By Dr Oliver Tearle (Loughborough University)
Prominent themes in Hughes’ poetry include: nature, especially the struggle for survival that is inherent within nature, as well as myth (he was a devotee of Robert Graves’ 1948 book The White Goddess, which argued for a mythical basis for poetic inspiration, centred on the triple goddess of maiden-mother-crone) and war (his father’s experience fighting in the First World War left a profound mark on Hughes).
Nature
This partly explains why nature, for Hughes, is often treated in warlike terms: if not the greatest nature poet England has ever produced (some would argue that John Clare should take that mantle), Hughes is certainly the greatest nature poet writing about the natural world as a Darwinian theatre of cruelty and brutality. Of course, he also celebrates the power and awe of nature too.
Survival
With this in mind, it’s perhaps best to think of Hughes’ work as being about survival, first and foremost. In ‘Snowdrop’ (1960), the flower flourishes even before the winter has given way to spring, and despite the harsh and unpromising surroundings; in Crow (1970), the trickster-figure of Crow is famously ‘stronger than Death’.
Animals
After he graduated from Cambridge in 1954, Hughes had held a number of jobs, including rose gardener, night-watchman, dishwasher at the cafeteria in London Zoo, and reader for J. Arthur Rank.
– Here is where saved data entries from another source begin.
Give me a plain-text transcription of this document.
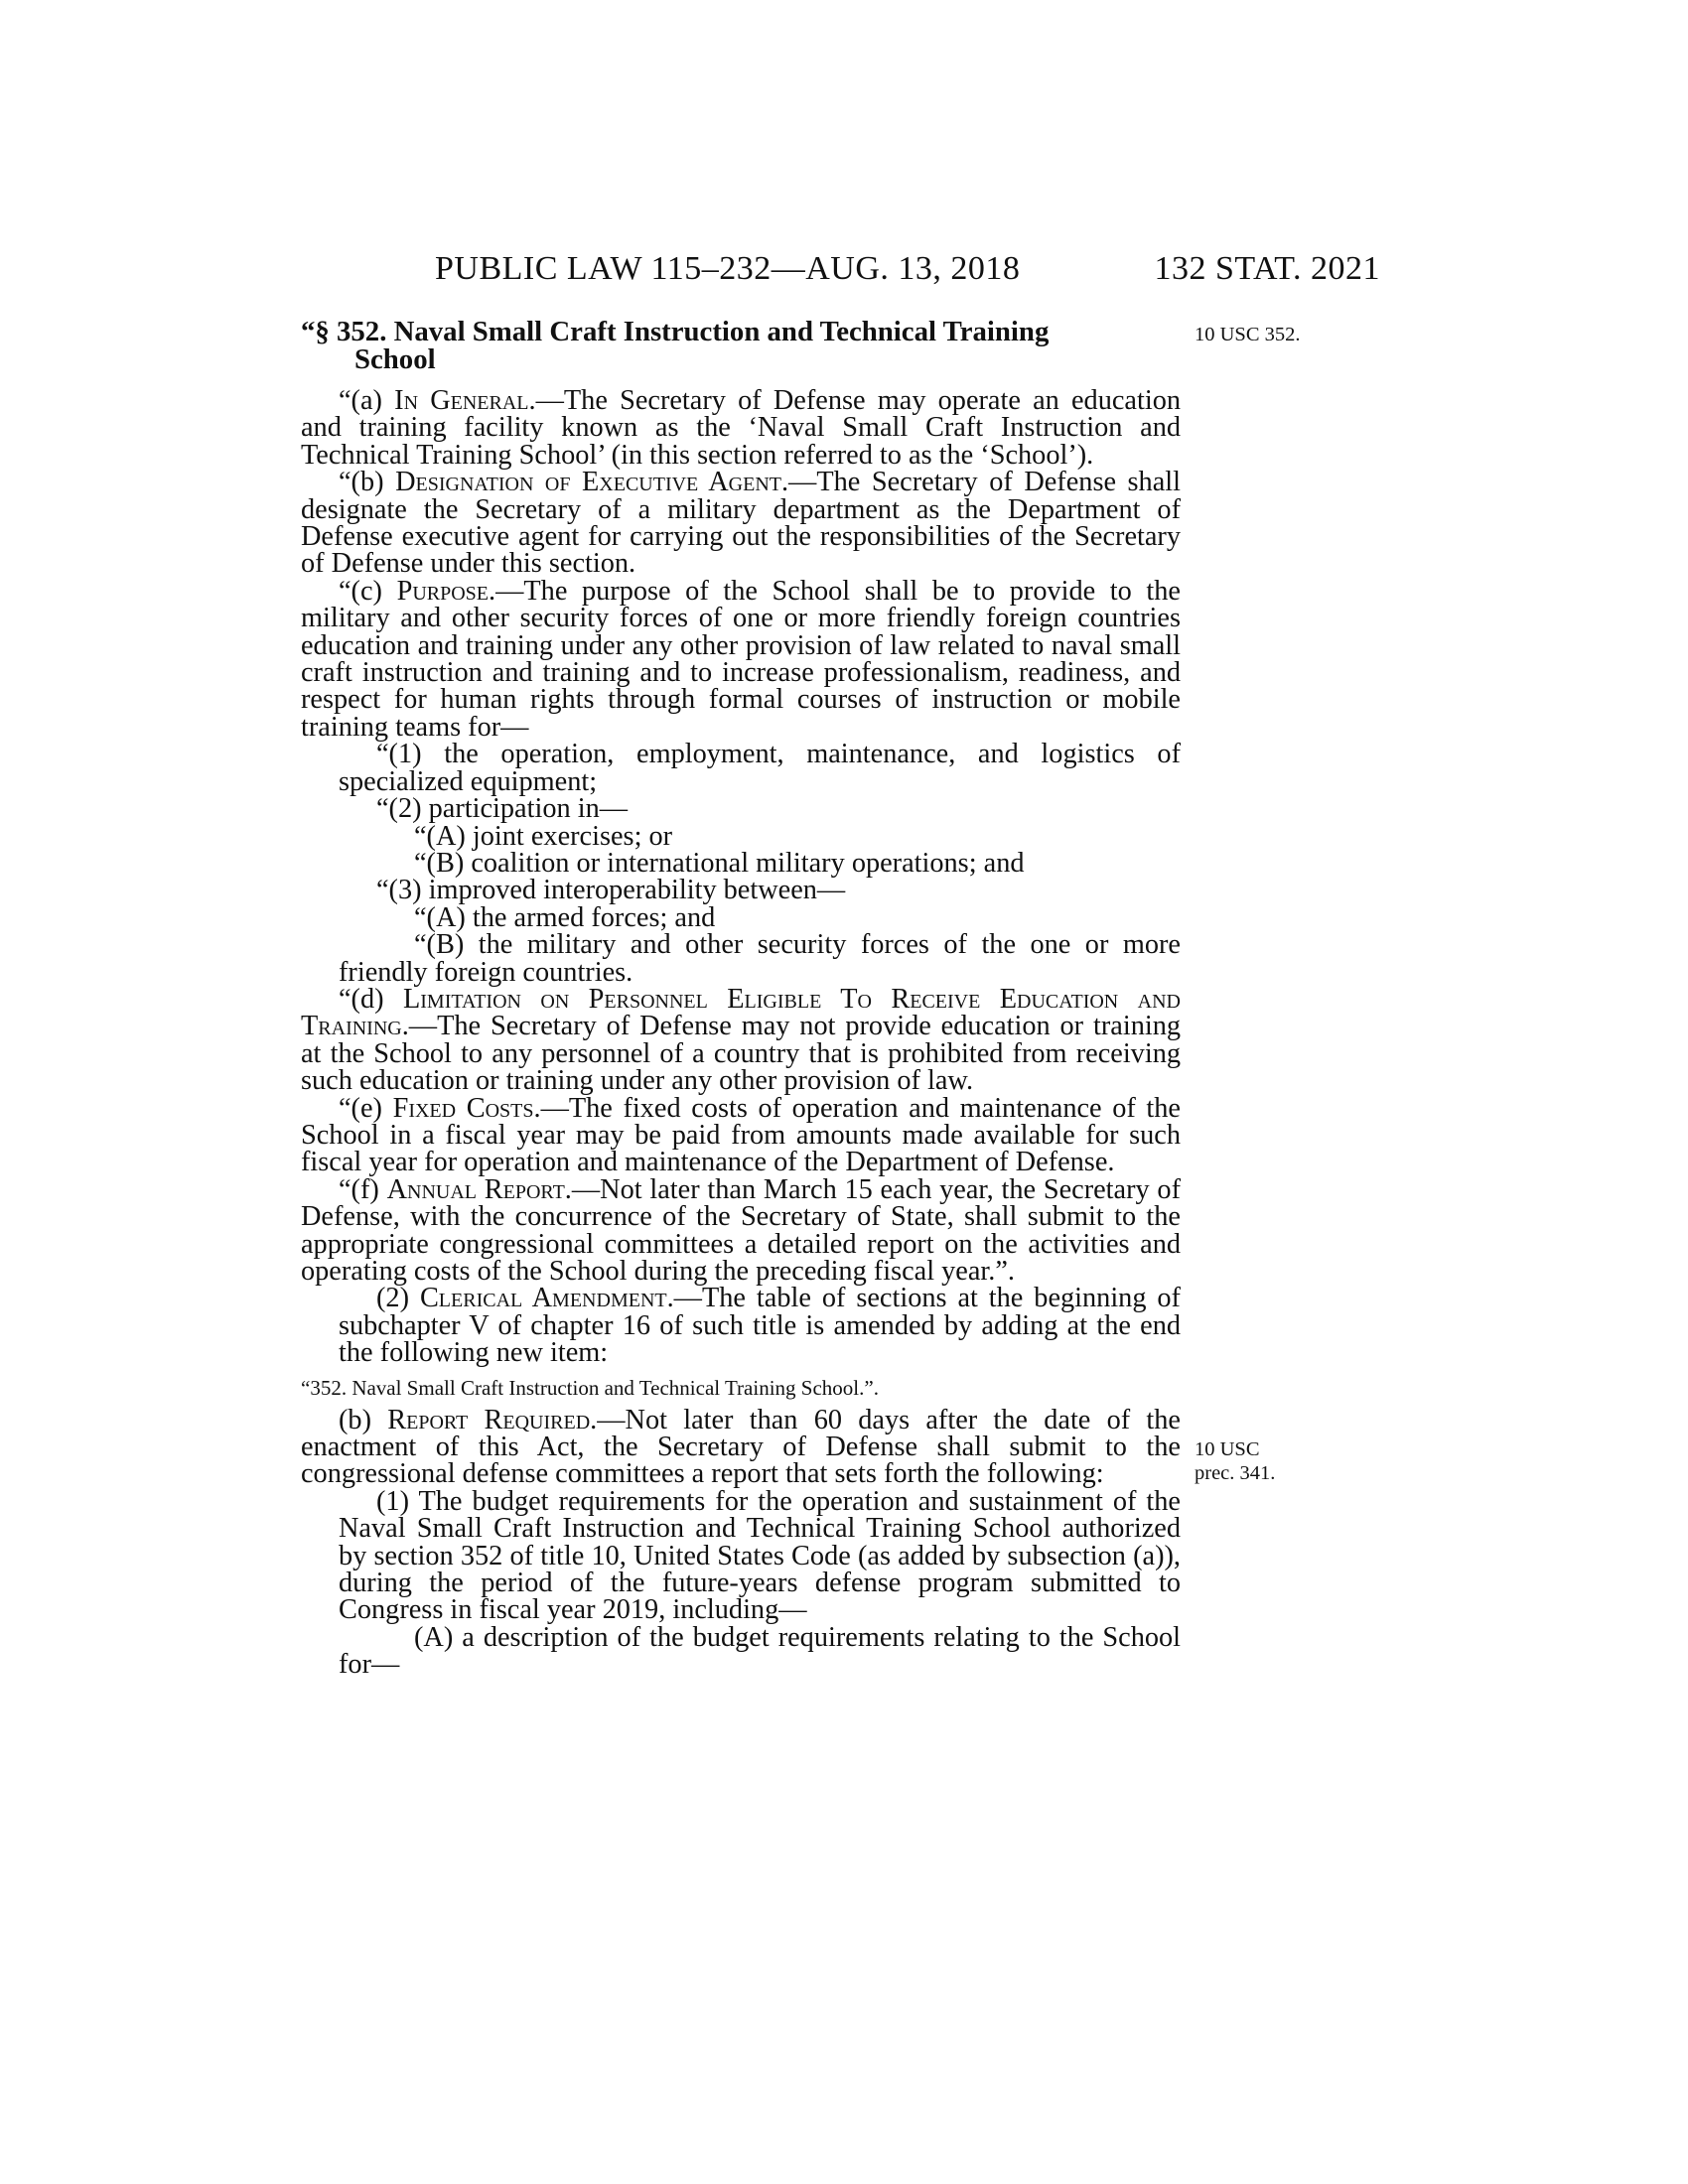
PUBLIC LAW 115–232—AUG. 13, 2018	132 STAT. 2021
10 USC 352.
10 USC
prec. 341.
“§ 352. Naval Small Craft Instruction and Technical Training
School

“(a) In General.—The Secretary of Defense may operate an education and training facility known as the ‘Naval Small Craft Instruction and Technical Training School’ (in this section referred to as the ‘School’).

“(b) Designation of Executive Agent.—The Secretary of Defense shall designate the Secretary of a military department as the Department of Defense executive agent for carrying out the responsibilities of the Secretary of Defense under this section.

“(c) Purpose.—The purpose of the School shall be to provide to the military and other security forces of one or more friendly foreign countries education and training under any other provision of law related to naval small craft instruction and training and to increase professionalism, readiness, and respect for human rights through formal courses of instruction or mobile training teams for—

“(1) the operation, employment, maintenance, and logistics of specialized equipment;

“(2) participation in—

“(A) joint exercises; or

“(B) coalition or international military operations; and

“(3) improved interoperability between—

“(A) the armed forces; and

“(B) the military and other security forces of the one or more friendly foreign countries.

“(d) Limitation on Personnel Eligible To Receive Education and Training.—The Secretary of Defense may not provide education or training at the School to any personnel of a country that is prohibited from receiving such education or training under any other provision of law.

“(e) Fixed Costs.—The fixed costs of operation and maintenance of the School in a fiscal year may be paid from amounts made available for such fiscal year for operation and maintenance of the Department of Defense.

“(f) Annual Report.—Not later than March 15 each year, the Secretary of Defense, with the concurrence of the Secretary of State, shall submit to the appropriate congressional committees a detailed report on the activities and operating costs of the School during the preceding fiscal year.”.

(2) Clerical Amendment.—The table of sections at the beginning of subchapter V of chapter 16 of such title is amended by adding at the end the following new item:

“352. Naval Small Craft Instruction and Technical Training School.”.

(b) Report Required.—Not later than 60 days after the date of the enactment of this Act, the Secretary of Defense shall submit to the congressional defense committees a report that sets forth the following:

(1) The budget requirements for the operation and sustainment of the Naval Small Craft Instruction and Technical Training School authorized by section 352 of title 10, United States Code (as added by subsection (a)), during the period of the future-years defense program submitted to Congress in fiscal year 2019, including—

(A) a description of the budget requirements relating to the School for—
Working at London Zoo gave Hughes the opportunity to observe the behaviour and appearance of a wide variety of animals, and this clearly informs his work.
Myth and Religion
But whilst his early work from, say, the publication of The Hawk in the Rain in 1957 until Wodwo in 1967 is primarily focused on nature (with myth and religion being secondary), there is a shift in the late 1960s, while Hughes is working on Crow – a volume which, as Hughes’ biographer Jonathan Bate has shown, Hughes viewed as an ‘anti-Bible’ which replaced Christianity with another belief system, a new myth based on pagan influences, blood, and the wilder aspects of nature.
Crow is also, formally, a very different kind of work from the poems in Hughes’ earlier collections, closer to the free-verse experiments of the modernists, and to the psalm-like structure of Biblical verses, than the traditional stanzas (albeit with Hughes’ trademark use of pararhyme) which we find in Lupercal, for instance.
This interest in religion – and in challenging organised religion by ambitiously trying to come up with a whole mythology of Hughes’ own creation – continued into the 1970s in works like Gaudete, with its emphasis on free love (practised, controversially, by a man of the cloth). Hughes’ later work returns to the form and themes of his earlier career in many ways.
The Individual
Specifically, it is the individual’s survival that matters the most for Hughes, and this is what we see again and again in his poetry: Crow is an individual, the snowdrop is notably singular in that poem, and the hawk that speaks in ‘Hawk Roosting’ is solitary. Solitariness and individuality are far more common in a Hughes poem than collective or group-belonging.
It’s the individual’s survival, often against the odds, that exercises his imagination. Tellingly, this may also partly go back to his father: William Hughes was shot in the chest during the First World War, and only saved by the paybook in his breast pocket. Nowhere more clearly is this prominent theme seen than in Crow, which is to Hughes’ work what The Waste Land was to Eliot, not because it is necessarily his most accomplished work but because it is nevertheless his ‘masterpiece’, his truest and most powerful statement of his own distinctive vision and style.
To conclude this introduction to the major themes of Ted Hughes’ work, it’s worth echoing the question which Michael Schmidt poses in his brilliant study The Lives Of The Poets
: is Ted Hughes a ‘nature’ poet in the traditional sense, or are his images of nature ‘symbolic enactments of human types and aggressions’?
In other words, is nature – whether a flower, a fish, a hawk, a fox, or a crow – ever ‘just’ itself in the work of Ted Hughes, or is it a symbol for something beyond the poem?
There are, after all, key poems which suggest that a fox is not just a fox in a Hughes poem – ‘The Thought-Fox’, for instance, shows this duality of nature in his work right from the beginning. Arguably, Hughes is a great nature poet because he is not ‘merely’ a nature poet – not that nature isn’t a sufficient topic for the purview of a poet, on its own.
But Hughes’ work spans a much vaster world than the theatre of animals and plants: it raises questions about human activity, from industrialisation to war to religion and much, much more besides.